Monitoring alcohol use in heavy drinking soup kitchen attendees

Carla J Rash, Nancy M Petry, Sheila M Alessi, Nancy P Barnett, Carla J Rash, Nancy M Petry, Sheila M Alessi, Nancy P Barnett

Abstract

Rates of heavy alcohol use in soup kitchen attendees range from 30% to 38%, but these data are based entirely on self-reported drinking. Little is known about the intensity or frequency of drinking in this population. We assessed alcohol use transdermally every 30 min over a 3-week period among heavy drinkers who attended local soup kitchens. In addition to transdermal alcohol monitoring, participants were randomly assigned to daily breath alcohol monitoring with or without reinforcement for alcohol-negative breath samples (BrAC). Analyses assessed feasibility of transdermal monitoring and examined alcohol use based on BrAC, transdermal, and self-report data, as well as effect sizes for these metrics based on group assignment. Nineteen participants completed the 21-day monitoring period in full; three persons removed the anklet 3-16 days early due to hospitalization, impending hospitalization, or incarceration. Participants reported minimal impacts of the monitors, and severity ratings of side effects were mild. When using BrAC, transdermal, and self-report data, the percentage of non-drinking days was 93%, 58%, and 57%, and the longest duration of consecutive non-drinking days averaged 10.3, 7.2, and 5.7 days, respectively. About half of drinking days involved heavy drinking (5 + drinks). Self-report and transdermal drinking days correlated significantly, p < .001, but neither index was associated with BrAC. Group comparisons indicate small-to-moderate sized effects of reinforcement compared to no reinforcement for increasing the proportion of alcohol-negative breath samples and durations of consecutive non-drinking samples during the study when BrAC was the metric. Transdermal data and self-report data indicated a more complex pattern. Reinforcement participants drank more often but at lower quantities than monitoring (control) participants per both transdermal and self-report data. These data suggest that transdermal monitors are well tolerated and document substantial heavy drinking in this population. Soup kitchens users are in need of alcohol interventions, and soup kitchens may represent a novel opportunistic setting for intervention delivery for an important and growing health disparities population.
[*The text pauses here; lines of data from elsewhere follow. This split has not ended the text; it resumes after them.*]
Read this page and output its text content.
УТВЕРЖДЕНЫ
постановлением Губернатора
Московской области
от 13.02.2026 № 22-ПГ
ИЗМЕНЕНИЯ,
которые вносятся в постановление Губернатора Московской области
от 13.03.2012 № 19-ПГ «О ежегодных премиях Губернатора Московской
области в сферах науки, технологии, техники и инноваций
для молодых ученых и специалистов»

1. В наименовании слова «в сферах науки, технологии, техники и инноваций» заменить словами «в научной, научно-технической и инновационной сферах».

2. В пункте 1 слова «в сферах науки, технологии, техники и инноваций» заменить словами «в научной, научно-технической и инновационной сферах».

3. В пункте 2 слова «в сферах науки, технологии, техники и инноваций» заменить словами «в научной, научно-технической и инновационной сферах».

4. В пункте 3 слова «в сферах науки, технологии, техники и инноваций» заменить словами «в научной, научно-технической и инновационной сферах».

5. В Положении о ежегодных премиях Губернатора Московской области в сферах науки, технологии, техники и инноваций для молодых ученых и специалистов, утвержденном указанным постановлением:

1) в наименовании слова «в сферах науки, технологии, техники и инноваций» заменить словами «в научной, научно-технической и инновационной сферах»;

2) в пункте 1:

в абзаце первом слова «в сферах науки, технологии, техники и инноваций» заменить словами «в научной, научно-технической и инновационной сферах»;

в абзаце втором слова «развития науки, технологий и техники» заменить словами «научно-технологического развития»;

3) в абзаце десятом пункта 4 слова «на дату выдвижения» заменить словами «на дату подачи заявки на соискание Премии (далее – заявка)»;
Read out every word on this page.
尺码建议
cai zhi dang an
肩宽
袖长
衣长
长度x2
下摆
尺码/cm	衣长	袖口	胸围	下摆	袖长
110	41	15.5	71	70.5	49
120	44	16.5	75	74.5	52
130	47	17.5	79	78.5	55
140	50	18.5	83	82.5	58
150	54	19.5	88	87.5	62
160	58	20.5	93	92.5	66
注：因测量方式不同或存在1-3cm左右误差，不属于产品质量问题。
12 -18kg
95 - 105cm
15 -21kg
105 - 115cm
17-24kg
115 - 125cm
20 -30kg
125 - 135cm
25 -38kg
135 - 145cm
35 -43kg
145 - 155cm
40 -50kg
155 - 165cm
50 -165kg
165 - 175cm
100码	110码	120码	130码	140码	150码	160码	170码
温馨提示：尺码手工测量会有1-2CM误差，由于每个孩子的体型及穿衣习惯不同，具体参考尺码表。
Keywords: At-risk alcohol use; Brief interventions; Contingency management; Hazardous alcohol use; Transdermal monitoring.

Copyright © 2018 Elsevier Inc. All rights reserved.

Figures

Figure 1.
Figure 1.
CONSORT diagram.
Figure 2.
Figure 2.
Self-reported number of standardized alcoholic drinks per day and SCRAMx-detected drinking days. Self-reported number of standardized drinks is shown in grey; black hash marks indicate days that were SCRAMx-detected positive drinking days. The left-side panels (A, B, C) portray frequent drinking with occasional heavy episodes. The first two participants (D, E) in the right-side panel display a more episodic pattern, largely consistent with SCRAMx-detected drinking days. The last participant (F) reported infrequent drinking that was not consistent with SCRAMx reports. Participant C also displays some inconsistency, with more self-reported drinking than detected by the monitor.